You are a carbon atom moving through the air, living things, the ocean, and deep underground. Click a zone to begin, then choose a pathway at each stop to watch carbon transfer between reservoirs along fast and slow routes.
How do I explore?
Pick Explore to travel freely, or pick Challenge to try set goals. Click any zone to start. At each zone, click a pathway to move to the next place.
What should I do/notice?
- Each zone shows how much carbon it stores in Carbon Units (CU).
- Watch the numbers rise and fall as you move carbon from one zone to another.
- Green Fast pathways take years. Yellow Slow pathways take millions of years.
- Notice which zones hold the most carbon and which hold the least.
What about the data?
Click Collect Data to send your path to Tuva. Each step you took becomes one row you can graph.
Accessibility
Press Tab to move between the buttons and pathway choices on the screen. Press Enter or Space to pick one. Press Escape to close this window.
You are a carbon atom moving through the air, living things, the ocean, and deep underground. Click a zone to begin, then choose a pathway at each stop to watch carbon transfer between reservoirs along fast and slow routes.
Standards
FL SC.8.L.18.3Construct a scientific model of the carbon cycle to show how matter and energy are continuously transferred within and between organisms and their physical environment.
Design intent
- Students ride a single carbon atom and choose a pathway at each reservoir, building the cycle one transfer at a time.
- Each move shifts carbon from one reservoir to another, so students see matter transferred between organisms and the physical environment.
- A Fast or Slow lane on each pathway contrasts biological timescales in years with geological timescales in millions of years.
Discussion prompts
- Why must carbon pass through Land Plants before it can reach Land Animals?
- What would happen to the Atmosphere if photosynthesis stopped?
- Which pathways move carbon into the ocean, and which move it back out?
- Why do the Slow lane pathways take so much longer than the Fast lane ones?
Data format
Each Collect Data adds one row for each step taken since the last collect.
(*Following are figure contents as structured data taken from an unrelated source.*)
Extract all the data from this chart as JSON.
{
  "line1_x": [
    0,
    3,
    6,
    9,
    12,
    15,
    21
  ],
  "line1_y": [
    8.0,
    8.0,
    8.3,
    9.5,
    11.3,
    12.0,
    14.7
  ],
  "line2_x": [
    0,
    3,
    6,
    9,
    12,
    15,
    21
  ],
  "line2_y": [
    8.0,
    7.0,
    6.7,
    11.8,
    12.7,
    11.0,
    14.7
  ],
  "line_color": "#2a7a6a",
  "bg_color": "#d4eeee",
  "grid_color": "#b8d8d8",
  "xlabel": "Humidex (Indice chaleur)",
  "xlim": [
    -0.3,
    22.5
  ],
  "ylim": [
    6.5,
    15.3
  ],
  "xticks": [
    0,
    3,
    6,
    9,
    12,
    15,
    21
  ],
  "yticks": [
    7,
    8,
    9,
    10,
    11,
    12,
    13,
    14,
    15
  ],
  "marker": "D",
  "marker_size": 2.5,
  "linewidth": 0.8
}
A row records the Journey, Step, From Reservoir, To Reservoir, Process, Time (years), Lane, Transfer CU, and the carbon stored in all seven reservoirs after the move.
Try a bar graph of Time (years) grouped by Lane to compare fast and slow processes.
Model details
Starting levels in Carbon Units reflect the relative sizes of Earth's real reservoirs: Atmosphere 8,000, Land Plants 5,000, Land Animals 20, Soil and Decomposers 18,000, Ocean Surface 9,000, Deep Ocean 370,000, and Deep Earth 600,000,000.
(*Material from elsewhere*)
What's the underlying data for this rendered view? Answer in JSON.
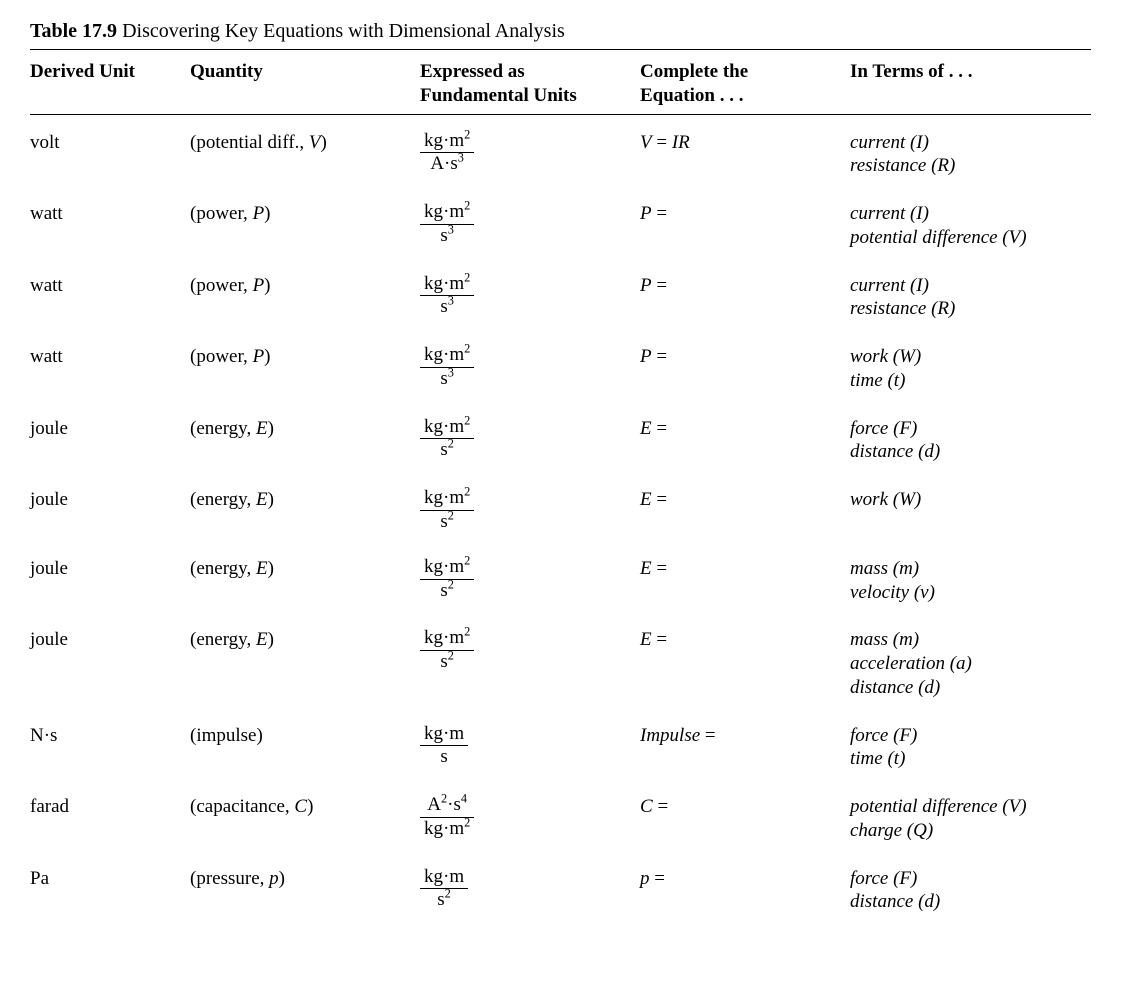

Pathways follow real processes such as photosynthesis, respiration, diffusion, decomposition, sinking, upwelling, burial, and volcanic release. Fast pathways elapse over years to about a thousand years; Slow pathways elapse over about a million years.
Simplifications:
- Carbon Units are a relative measure scaled for play, not real-world gigatons.
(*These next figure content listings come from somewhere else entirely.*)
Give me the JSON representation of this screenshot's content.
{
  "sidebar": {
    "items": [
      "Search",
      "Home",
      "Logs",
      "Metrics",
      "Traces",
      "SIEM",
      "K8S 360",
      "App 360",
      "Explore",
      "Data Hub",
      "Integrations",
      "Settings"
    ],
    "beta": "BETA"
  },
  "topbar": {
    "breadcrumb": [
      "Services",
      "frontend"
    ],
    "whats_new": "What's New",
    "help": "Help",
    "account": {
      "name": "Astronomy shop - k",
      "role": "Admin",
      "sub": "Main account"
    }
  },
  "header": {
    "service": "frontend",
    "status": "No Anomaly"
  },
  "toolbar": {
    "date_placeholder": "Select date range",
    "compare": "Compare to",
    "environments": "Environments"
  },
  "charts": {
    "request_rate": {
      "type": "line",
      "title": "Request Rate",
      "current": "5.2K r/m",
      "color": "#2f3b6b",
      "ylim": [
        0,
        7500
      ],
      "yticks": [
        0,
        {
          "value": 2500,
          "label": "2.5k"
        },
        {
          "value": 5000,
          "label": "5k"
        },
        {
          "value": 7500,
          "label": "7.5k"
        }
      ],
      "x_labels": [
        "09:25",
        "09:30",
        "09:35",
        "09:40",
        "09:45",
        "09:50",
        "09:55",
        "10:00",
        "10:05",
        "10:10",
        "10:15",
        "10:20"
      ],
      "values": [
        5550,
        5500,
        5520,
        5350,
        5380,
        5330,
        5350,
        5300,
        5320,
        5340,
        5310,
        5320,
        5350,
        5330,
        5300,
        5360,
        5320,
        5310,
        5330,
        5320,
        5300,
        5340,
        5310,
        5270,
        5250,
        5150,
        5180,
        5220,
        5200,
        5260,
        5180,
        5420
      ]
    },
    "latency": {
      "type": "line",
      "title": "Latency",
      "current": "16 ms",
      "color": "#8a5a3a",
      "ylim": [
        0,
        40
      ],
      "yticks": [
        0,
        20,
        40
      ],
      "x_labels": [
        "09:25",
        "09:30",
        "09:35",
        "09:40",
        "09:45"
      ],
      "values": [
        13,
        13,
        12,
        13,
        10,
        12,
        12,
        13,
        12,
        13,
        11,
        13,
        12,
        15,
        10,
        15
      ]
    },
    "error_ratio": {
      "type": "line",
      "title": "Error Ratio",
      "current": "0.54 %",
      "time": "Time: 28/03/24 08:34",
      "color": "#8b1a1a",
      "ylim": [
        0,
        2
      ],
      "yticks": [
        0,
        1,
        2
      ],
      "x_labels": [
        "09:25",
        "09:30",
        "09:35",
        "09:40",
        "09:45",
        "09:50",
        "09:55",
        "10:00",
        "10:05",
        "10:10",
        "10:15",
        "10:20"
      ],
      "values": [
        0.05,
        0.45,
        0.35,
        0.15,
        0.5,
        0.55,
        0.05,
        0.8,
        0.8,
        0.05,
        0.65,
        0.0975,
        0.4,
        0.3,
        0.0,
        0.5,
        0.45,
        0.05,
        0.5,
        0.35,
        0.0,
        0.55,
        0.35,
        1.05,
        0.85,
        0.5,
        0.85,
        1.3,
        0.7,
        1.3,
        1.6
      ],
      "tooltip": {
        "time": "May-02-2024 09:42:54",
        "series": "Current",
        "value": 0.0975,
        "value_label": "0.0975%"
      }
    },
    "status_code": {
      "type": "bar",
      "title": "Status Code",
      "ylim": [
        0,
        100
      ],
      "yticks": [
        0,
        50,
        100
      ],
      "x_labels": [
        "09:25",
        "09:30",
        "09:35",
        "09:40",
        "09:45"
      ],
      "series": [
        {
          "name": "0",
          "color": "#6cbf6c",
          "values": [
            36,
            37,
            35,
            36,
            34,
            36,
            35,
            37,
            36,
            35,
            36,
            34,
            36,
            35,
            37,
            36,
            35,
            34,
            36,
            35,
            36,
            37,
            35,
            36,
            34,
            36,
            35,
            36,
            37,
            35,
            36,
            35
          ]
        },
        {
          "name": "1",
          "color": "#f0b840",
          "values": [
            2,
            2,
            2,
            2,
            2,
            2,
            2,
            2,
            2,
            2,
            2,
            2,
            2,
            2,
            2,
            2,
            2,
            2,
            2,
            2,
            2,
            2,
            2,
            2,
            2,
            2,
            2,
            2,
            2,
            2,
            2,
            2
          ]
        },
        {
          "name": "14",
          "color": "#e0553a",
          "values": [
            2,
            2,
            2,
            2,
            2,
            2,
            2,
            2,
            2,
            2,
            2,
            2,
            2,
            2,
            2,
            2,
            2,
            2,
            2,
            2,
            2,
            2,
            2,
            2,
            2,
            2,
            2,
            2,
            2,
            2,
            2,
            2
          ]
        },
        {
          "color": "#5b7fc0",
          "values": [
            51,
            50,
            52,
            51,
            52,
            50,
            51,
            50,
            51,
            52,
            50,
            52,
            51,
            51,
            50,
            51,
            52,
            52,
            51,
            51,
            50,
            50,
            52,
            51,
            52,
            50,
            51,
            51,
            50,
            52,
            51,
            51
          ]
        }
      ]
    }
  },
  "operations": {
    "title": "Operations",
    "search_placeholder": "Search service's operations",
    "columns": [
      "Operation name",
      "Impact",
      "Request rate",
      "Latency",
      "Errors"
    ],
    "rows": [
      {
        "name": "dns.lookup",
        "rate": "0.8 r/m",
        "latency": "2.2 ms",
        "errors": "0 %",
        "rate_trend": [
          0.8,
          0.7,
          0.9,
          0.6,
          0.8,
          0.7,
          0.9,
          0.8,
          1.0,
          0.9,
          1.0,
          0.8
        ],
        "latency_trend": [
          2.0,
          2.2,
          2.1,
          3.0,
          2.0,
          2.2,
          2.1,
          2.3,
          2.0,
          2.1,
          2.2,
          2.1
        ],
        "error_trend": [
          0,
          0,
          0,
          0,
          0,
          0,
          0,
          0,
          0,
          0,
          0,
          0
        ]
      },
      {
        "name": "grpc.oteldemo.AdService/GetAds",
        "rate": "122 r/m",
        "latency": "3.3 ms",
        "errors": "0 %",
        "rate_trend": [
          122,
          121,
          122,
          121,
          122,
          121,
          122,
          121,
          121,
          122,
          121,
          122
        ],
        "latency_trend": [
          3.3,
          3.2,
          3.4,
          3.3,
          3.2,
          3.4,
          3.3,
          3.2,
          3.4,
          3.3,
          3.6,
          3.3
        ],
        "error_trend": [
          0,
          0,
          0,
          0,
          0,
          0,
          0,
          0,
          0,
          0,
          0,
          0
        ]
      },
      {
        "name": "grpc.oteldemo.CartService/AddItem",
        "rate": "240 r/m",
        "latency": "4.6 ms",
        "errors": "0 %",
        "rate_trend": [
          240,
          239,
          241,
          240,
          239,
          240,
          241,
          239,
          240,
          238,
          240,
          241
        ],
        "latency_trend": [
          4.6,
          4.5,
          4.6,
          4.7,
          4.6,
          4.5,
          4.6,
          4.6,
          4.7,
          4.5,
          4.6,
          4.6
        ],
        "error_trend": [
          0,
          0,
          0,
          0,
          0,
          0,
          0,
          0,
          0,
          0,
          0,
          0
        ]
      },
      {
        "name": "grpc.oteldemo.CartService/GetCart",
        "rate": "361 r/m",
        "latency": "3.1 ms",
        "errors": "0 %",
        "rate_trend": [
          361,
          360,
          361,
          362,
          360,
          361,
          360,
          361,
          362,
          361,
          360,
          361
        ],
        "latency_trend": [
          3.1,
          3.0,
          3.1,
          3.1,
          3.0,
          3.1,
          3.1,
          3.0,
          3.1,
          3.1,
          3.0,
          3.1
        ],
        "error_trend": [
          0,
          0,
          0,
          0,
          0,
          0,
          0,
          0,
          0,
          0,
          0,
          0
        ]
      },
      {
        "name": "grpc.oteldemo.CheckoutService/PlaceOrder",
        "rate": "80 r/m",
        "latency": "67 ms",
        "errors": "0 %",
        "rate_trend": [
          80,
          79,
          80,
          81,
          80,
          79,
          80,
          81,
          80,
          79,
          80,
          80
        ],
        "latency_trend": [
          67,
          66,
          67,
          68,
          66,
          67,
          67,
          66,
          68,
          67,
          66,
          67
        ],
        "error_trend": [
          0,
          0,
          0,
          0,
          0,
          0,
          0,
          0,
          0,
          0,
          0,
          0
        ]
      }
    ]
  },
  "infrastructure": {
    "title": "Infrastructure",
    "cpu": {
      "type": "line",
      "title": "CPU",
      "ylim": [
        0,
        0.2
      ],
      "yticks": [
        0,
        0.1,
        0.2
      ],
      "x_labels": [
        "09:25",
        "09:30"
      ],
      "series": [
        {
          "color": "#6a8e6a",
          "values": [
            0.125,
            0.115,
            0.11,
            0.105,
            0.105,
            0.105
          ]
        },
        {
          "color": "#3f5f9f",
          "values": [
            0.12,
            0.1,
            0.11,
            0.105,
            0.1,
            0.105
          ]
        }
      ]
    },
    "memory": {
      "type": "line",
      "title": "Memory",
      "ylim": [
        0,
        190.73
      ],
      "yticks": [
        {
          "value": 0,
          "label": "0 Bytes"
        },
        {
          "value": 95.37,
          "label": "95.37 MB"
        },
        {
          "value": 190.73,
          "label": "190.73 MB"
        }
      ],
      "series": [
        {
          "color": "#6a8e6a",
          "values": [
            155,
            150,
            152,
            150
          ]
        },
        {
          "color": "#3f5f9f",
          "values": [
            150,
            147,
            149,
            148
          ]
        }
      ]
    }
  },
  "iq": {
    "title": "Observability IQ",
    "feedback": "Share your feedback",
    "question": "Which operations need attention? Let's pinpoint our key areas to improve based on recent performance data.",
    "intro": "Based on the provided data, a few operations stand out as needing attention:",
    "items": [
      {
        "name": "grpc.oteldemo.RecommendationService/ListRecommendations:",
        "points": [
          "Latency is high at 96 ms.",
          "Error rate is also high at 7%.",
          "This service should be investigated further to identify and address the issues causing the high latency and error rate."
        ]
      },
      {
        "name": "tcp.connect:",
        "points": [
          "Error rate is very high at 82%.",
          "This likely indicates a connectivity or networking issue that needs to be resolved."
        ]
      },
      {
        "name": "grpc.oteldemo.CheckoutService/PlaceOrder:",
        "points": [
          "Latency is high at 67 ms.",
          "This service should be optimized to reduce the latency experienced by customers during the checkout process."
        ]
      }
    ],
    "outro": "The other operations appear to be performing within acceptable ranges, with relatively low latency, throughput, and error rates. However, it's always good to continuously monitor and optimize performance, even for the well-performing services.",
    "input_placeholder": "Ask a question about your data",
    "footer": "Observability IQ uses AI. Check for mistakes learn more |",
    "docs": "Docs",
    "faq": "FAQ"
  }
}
- Transfer amounts for small reservoirs such as Land Animals are adjusted to prevent depletion during normal play.
- The Fast and Slow labels compress a broad range of timescales into two categories.
- Deep Earth is treated as effectively immovable; its slow outflow pathways are negligible on human timescales.
- The ocean is split into Surface and Deep zones to highlight the biological pump and upwelling.